Not sure which one I'm being tested for

It all came about as I went to the GP with migraines. I've been worried about them for years as my mum died from a blood clot that had got into her brain and shed been having migraines similar to mine. He asked if I had x,x and x symptoms, I said yes to pretty much all of them. He took different blood tests every week for 6 weeks and they all came back 'abnormal'. Next thing I know I was being booked in for rheumatology and haemeotology and the GP kept mentioning lupus

It's very confusing!

I don't get the butterfly rash, but I do get the rash on my hands, wrists and legs

BopsX3, I suspect you are being tested for SLE with your impressive set of symptoms.

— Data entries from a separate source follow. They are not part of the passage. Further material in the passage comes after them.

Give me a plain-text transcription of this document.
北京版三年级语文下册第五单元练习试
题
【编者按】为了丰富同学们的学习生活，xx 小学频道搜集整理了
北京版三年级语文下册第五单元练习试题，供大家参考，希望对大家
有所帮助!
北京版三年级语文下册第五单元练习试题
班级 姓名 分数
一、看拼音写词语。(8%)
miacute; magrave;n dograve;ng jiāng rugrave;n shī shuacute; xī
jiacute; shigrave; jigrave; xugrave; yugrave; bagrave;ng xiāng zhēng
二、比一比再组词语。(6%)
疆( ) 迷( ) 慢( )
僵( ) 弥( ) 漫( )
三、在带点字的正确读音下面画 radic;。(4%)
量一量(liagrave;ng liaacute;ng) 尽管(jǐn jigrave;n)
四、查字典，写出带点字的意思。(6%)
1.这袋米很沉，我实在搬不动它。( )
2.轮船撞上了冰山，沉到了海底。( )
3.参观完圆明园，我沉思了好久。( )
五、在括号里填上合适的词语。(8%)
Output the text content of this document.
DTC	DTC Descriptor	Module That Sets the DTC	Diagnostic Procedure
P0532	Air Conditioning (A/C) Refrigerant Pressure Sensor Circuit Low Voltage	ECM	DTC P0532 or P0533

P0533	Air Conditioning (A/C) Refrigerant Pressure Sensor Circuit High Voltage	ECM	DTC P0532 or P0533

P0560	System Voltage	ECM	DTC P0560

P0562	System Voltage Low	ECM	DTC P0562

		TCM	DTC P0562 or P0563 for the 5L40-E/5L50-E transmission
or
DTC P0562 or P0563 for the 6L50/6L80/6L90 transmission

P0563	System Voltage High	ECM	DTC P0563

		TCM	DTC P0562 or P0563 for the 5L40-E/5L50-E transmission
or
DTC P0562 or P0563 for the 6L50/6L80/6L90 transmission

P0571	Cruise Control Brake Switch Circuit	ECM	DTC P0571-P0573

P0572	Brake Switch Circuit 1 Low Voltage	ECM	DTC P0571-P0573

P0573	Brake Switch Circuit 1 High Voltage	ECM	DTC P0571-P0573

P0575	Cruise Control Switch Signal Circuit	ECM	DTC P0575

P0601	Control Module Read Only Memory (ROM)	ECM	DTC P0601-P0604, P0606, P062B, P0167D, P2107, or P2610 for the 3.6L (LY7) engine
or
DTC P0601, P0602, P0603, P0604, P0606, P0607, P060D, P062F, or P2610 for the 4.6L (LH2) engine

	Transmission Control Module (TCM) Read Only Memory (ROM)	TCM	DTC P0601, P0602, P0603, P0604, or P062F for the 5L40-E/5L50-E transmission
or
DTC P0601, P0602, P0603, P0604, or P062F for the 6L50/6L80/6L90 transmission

The other sort is discoid lupus - which is basically the rashes without the rest of the SLE symptoms.

My friend's mum had Lupus for years and years. Unfortunately for her it took a long time to get diagnosed - with the glorious benefit of hindsight she'd been having symptoms for about 25 years before anyone realised that anything was wrong. She lived another 15 or so years after that and died when she was 70. If only she'd had the right treatment years before.